Não se pode ignorar que há criação intelectual em trabalhos derivados (caso das traduções). Em geral, os autores estrangeiros escrevem dirigindo-se a uma comunidade linguística e cultural que não inclui os leitores de seus trabalhos depois de traduzidos. São os tradutores que cumprem o papel de orientar o texto original para outros públicos, cuja exigência de inteligibilidade em termos de língua e cultura traduzidas vão muito além da intenção original do autor. Não há como um escritor estrangeiro cruzar uma fronteira linguística e cultural sem a influência/ajuda do tradutor.

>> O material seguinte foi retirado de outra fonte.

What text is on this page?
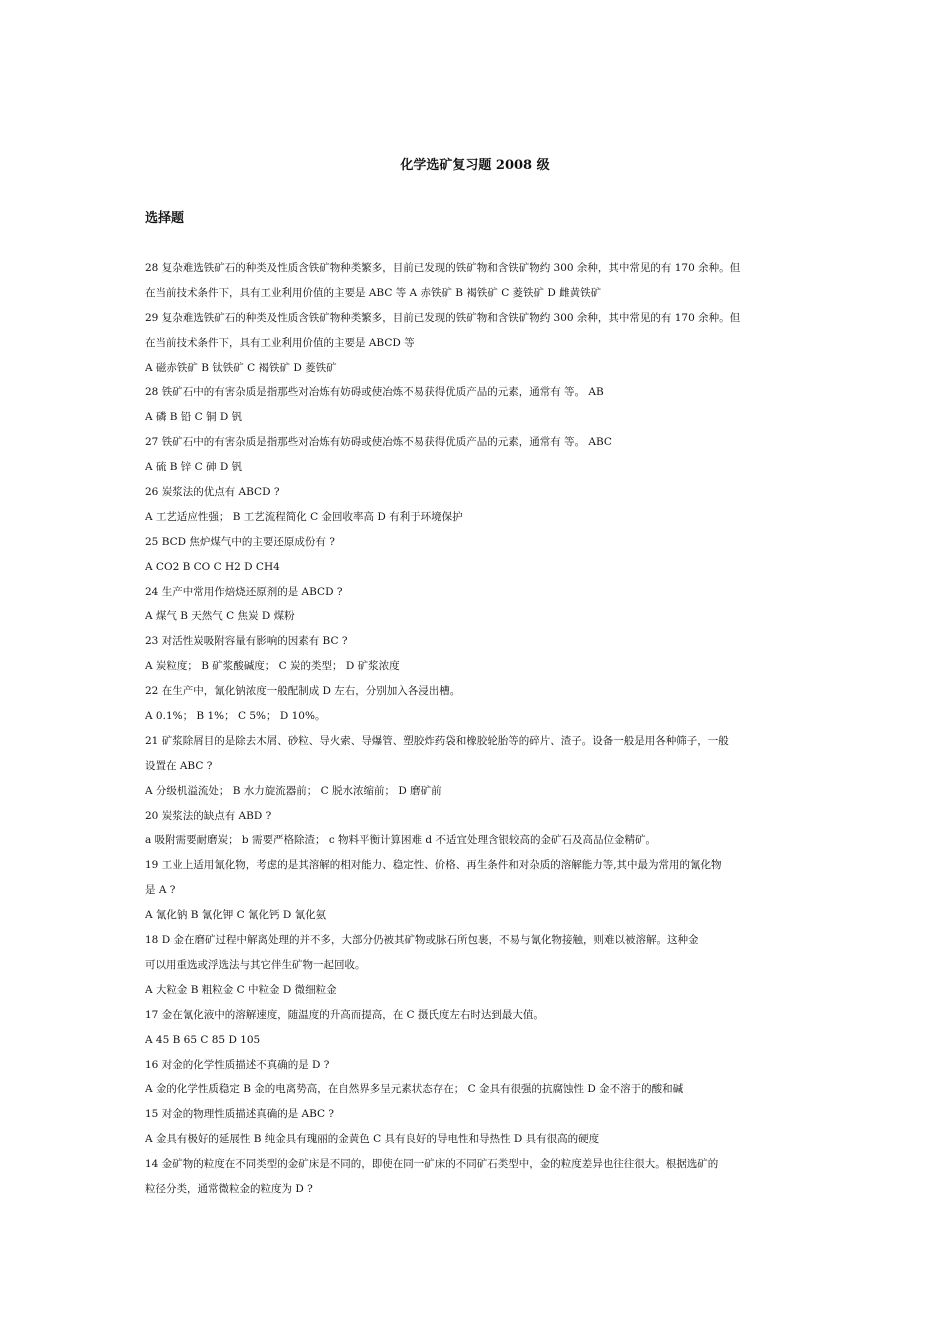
化学选矿复习题 2008 级
选择题
28 复杂难选铁矿石的种类及性质含铁矿物种类繁多，目前已发现的铁矿物和含铁矿物约 300 余种，其中常见的有 170 余种。但
在当前技术条件下，具有工业利用价值的主要是 ABC 等 A 赤铁矿 B 褐铁矿 C 菱铁矿 D 雌黄铁矿
29 复杂难选铁矿石的种类及性质含铁矿物种类繁多，目前已发现的铁矿物和含铁矿物约 300 余种，其中常见的有 170 余种。但
在当前技术条件下，具有工业利用价值的主要是 ABCD 等
A 磁赤铁矿 B 钛铁矿 C 褐铁矿 D 菱铁矿
28 铁矿石中的有害杂质是指那些对冶炼有妨碍或使冶炼不易获得优质产品的元素，通常有 等。 AB
A 磷 B 铅 C 铜 D 钒
27 铁矿石中的有害杂质是指那些对冶炼有妨碍或使冶炼不易获得优质产品的元素，通常有 等。 ABC
A 硫 B 锌 C 砷 D 钒
26 炭浆法的优点有 ABCD ?
A 工艺适应性强； B 工艺流程简化 C 金回收率高 D 有利于环境保护
25 BCD 焦炉煤气中的主要还原成份有 ?
A CO2 B CO C H2 D CH4
24 生产中常用作焙烧还原剂的是 ABCD ?
A 煤气 B 天然气 C 焦炭 D 煤粉
23 对活性炭吸附容量有影响的因素有 BC ?
A 炭粒度； B 矿浆酸碱度； C 炭的类型； D 矿浆浓度
22 在生产中，氰化钠浓度一般配制成 D 左右，分别加入各浸出槽。
A 0.1%； B 1%； C 5%； D 10%。
21 矿浆除屑目的是除去木屑、砂粒、导火索、导爆管、塑胶炸药袋和橡胶轮胎等的碎片、渣子。设备一般是用各种筛子，一般
设置在 ABC ?
A 分级机溢流处； B 水力旋流器前； C 脱水浓缩前； D 磨矿前
20 炭浆法的缺点有 ABD ?
a 吸附需要耐磨炭； b 需要严格除渣； c 物料平衡计算困难 d 不适宜处理含银较高的金矿石及高品位金精矿。
19 工业上适用氰化物，考虑的是其溶解的相对能力、稳定性、价格、再生条件和对杂质的溶解能力等,其中最为常用的氰化物
是 A ?
A 氰化钠 B 氰化钾 C 氰化钙 D 氰化氨
18 D 金在磨矿过程中解离处理的并不多，大部分仍被其矿物或脉石所包裹，不易与氰化物接触，则难以被溶解。这种金
可以用重选或浮选法与其它伴生矿物一起回收。
A 大粒金 B 粗粒金 C 中粒金 D 微细粒金
17 金在氰化液中的溶解速度，随温度的升高而提高，在 C 摄氏度左右时达到最大值。
A 45 B 65 C 85 D 105
16 对金的化学性质描述不真确的是 D ?
A 金的化学性质稳定 B 金的电离势高，在自然界多呈元素状态存在； C 金具有很强的抗腐蚀性 D 金不溶于的酸和碱
15 对金的物理性质描述真确的是 ABC ?
A 金具有极好的延展性 B 纯金具有瑰丽的金黄色 C 具有良好的导电性和导热性 D 具有很高的硬度
14 金矿物的粒度在不同类型的金矿床是不同的，即使在同一矿床的不同矿石类型中，金的粒度差异也往往很大。根据选矿的
粒径分类，通常微粒金的粒度为 D ?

Isso é notório até mesmo entre países que falam a mesma língua, caso do inglês usado no Estados Unidos versus na Inglaterra ou do português falado/escrito no Brasil frente ao de Portugal.
O inglês é a língua mais traduzida em todo o mundo. Não obstante, é a língua para a qual menos se traduz. Uma questão de dominação econômica há que se supor (também, mas não só). Isso, indiscutivelmente, ajuda a criar no público leitor de língua diferente da obra original uma maior sensibilização para os produtos culturais (valores e bens) de países hegemônicos, em geral.
O mercado editorial tem, cada vez mais, concentrado investimentos nos chamados best-sellers. As editoras nacionais (muitas integrando corporações transnacionais) costumam apostar em textos estrangeiros que obtiveram sucesso comercial em sua cultura de origem, esperando que alcance também um bom desempenho de venda numa cultura e língua diferentes. Isso contribui para estabelecer uma espécie de relação hierárquica entre línguas maiores e menores e entre culturas hegemônicas e subalternas.
Há tradutores (ou editoras) que, de forma deliberada ou involuntariamente, contribuem ou se prestam para a exploração de textos e culturas estrangeiras. Colocam o traduzido a serviço da cultura tradutora. Exemplificam bem esse caso as traduções americanas dos livros do escritor italiano Giovanni Guareschi, durante a Guerra Fria. As traduções inglesas dos livros de Guareschi foram sucesso de venda desde o lançamento do The Little World of Don Camillo, em agosto de 1950, primeiro nos EUA e depois na Inglaterra. Prestavam-se à propaganda anticomunista ao mostrar as aventuras de Dom Camilo, sacerdote num vilarejo no norte da Itália, que vivia em escaramuças ideológicas com o prefeito comunista, Peppone, e das quais, invariavelmente, sempre se saia vencedor. Dom Camillo era pintado como o virtuoso e ligado ao bem e Peppone era uma espécie de idiota e relacionado com o mal.
A tradução de uma obra tem como objetivo principal promover inovação e mudança cultural. É evidente que os efeitos e funções (ou usos) de um texto traduzido não podem ser totalmente previsto ou controlados em sua plenitude. E são essas incertezas que, em vez de diminuir, aumentam a responsabilidade do tradutor e estão a exigir uma maior valorização e reconhecimento do seu trabalho, pelo menos por nós, LEITORES.